Question

Let $f: R \rightarrow R$ be defined by $f(x)=\frac{x^{2}-3 x-6}{x^{2}+2 x+4}$. Then which of the following statements is(are) TRUE?

• A. $f$ is decreasing in the interval $(-2,-1)$
• B. $f$ is increasing in the interval $(1,2)$
• C. $f$ is onto
• D. Range of $f$ is $\left[-\frac{3}{2}, 2\right]$

Answer 1

The Correct Option is A, B

Step 1: Given Function
The given function is \( f(x) = \frac{x^2 - 3x - 6}{x^2 + 2x + 4} \), and we need to determine whether the function is increasing or decreasing in the specified intervals.

Step 2: First Derivative Calculation
To determine whether \( f(x) \) is increasing or decreasing in a given interval, we need to find the first derivative \( f'(x) \). Using the quotient rule for differentiation, we have:
\[ f'(x) = \frac{(x^2 + 2x + 4)(2x - 3) - (x^2 - 3x - 6)(2x + 2)}{(x^2 + 2x + 4)^2} \] Let's simplify the numerator: \[ \text{Numerator} = (x^2 + 2x + 4)(2x - 3) - (x^2 - 3x - 6)(2x + 2) \] Expanding both terms: \[ (x^2 + 2x + 4)(2x - 3) = 2x^3 - 3x^2 + 4x^2 - 6x + 8x - 12 = 2x^3 + x^2 + 2x - 12 \] \[ (x^2 - 3x - 6)(2x + 2) = 2x^3 + 2x^2 - 6x^2 - 6x - 12x - 12 = 2x^3 - 4x^2 - 18x - 12 \] Subtracting the two expressions: \[ \text{Numerator} = (2x^3 + x^2 + 2x - 12) - (2x^3 - 4x^2 - 18x - 12) = 5x^2 + 20x \] Thus, the derivative becomes: \[ f'(x) = \frac{5x^2 + 20x}{(x^2 + 2x + 4)^2} \]

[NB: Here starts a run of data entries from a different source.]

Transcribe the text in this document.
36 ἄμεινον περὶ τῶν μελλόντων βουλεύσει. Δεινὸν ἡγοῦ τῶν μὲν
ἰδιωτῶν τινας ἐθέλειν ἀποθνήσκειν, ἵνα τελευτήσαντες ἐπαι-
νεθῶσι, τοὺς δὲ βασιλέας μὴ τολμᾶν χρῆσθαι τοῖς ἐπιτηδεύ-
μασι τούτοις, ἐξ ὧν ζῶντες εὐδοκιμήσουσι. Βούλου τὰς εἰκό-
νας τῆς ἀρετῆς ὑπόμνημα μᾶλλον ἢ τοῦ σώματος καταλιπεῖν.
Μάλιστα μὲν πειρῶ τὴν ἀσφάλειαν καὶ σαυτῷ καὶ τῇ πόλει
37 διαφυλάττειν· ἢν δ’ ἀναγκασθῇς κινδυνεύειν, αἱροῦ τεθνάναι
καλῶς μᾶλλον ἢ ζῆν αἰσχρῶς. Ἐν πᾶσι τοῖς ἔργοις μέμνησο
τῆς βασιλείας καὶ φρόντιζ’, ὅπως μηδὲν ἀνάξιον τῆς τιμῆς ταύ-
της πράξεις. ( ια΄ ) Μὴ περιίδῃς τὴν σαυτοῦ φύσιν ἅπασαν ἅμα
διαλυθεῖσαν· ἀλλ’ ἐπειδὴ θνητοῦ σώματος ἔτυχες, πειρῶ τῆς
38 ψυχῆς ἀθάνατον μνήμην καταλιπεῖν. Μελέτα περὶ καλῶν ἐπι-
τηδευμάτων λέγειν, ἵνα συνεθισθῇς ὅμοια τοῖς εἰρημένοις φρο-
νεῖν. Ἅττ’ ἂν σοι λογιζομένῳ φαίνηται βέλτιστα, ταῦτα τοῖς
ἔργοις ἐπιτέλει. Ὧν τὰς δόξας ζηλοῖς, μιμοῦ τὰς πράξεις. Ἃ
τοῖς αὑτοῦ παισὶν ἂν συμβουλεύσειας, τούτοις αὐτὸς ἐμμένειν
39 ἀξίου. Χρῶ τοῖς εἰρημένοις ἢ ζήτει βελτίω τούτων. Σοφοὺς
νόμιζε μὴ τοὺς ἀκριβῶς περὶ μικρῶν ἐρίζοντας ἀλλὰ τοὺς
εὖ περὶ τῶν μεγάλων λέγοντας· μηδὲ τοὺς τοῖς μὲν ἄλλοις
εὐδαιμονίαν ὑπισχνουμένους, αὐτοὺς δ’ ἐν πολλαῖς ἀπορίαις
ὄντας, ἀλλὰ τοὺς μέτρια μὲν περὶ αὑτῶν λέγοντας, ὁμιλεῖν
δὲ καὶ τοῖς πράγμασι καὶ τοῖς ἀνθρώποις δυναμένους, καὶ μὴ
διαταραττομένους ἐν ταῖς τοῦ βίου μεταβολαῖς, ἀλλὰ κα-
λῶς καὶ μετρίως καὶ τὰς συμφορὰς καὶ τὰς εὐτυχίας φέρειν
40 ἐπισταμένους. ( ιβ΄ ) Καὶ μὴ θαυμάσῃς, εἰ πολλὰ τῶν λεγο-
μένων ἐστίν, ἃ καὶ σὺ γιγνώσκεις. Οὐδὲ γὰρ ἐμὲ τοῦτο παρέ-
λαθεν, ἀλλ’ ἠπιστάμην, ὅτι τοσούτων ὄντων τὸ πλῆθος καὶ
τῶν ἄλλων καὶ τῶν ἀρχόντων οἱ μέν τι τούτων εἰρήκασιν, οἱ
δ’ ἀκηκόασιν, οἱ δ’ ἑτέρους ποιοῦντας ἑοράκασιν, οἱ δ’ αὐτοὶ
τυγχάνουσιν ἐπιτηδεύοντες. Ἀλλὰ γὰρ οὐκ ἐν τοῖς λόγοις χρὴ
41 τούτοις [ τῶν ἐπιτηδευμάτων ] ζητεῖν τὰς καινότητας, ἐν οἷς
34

Step 3: Analyze the Sign of the Derivative
To determine whether the function is increasing or decreasing in an interval, we need to analyze the sign of \( f'(x) \). The denominator \( (x^2 + 2x + 4)^2 \) is always positive since the quadratic \( x^2 + 2x + 4 \) has no real roots and is always positive for all \( x \). Therefore, the sign of \( f'(x) \) depends on the numerator \( 5x^2 + 20x \), which can be factored as: \[ f'(x) = \frac{5x(x + 4)}{(x^2 + 2x + 4)^2} \] The critical points are the values of \( x \) where \( f'(x) = 0 \), which occur when \( x = 0 \) or \( x = -4 \).

Step 4: Interval Analysis for Statement A
We are asked to check if \( f(x) \) is decreasing in the interval \( (-2, -1) \). To do this, we need to check the sign of \( f'(x) \) in this interval. Since the critical points are \( x = -4 \) and \( x = 0 \), we evaluate the sign of \( f'(x) \) in the interval \( (-2, -1) \). Choosing a test point, say \( x = -1.5 \), we find: \[ f'(-1.5) = \frac{5(-1.5)(-1.5 + 4)}{( (-1.5)^2 + 2(-1.5) + 4 )^2} \] Simplifying: \[ f'(-1.5) = \frac{5(-1.5)(2.5)}{(2.25 - 3 + 4)^2} = \frac{-18.75}{(3.25)^2} < 0 \] Since \( f'(-1.5) < 0 \), the function is decreasing in the interval \( (-2, -1) \). Hence, statement (A) is true.

Step 5: Interval Analysis for Statement B
We are asked to check if \( f(x) \) is increasing in the interval \( (1, 2) \). Again, we check the sign of \( f'(x) \) in this interval. The critical points \( x = -4 \) and \( x = 0 \) are not in this interval, so we check the sign of \( f'(x) \) for \( x = 1.5 \): \[ f'(1.5) = \frac{5(1.5)(1.5 + 4)}{( (1.5)^2 + 2(1.5) + 4 )^2} \] Simplifying: \[ f'(1.5) = \frac{5(1.5)(5.5)}{(2.25 + 3 + 4)^2} = \frac{41.25}{9.25^2} > 0 \] Since \( f'(1.5) > 0 \), the function is increasing in the interval \( (1, 2) \). Hence, statement (B) is true.

Final Answer:
Both statements (A) and (B) are correct:
- (A) \( f(x) \) is decreasing in the interval \( (-2, -1) \).
- (B) \( f(x) \) is increasing in the interval \( (1, 2) \).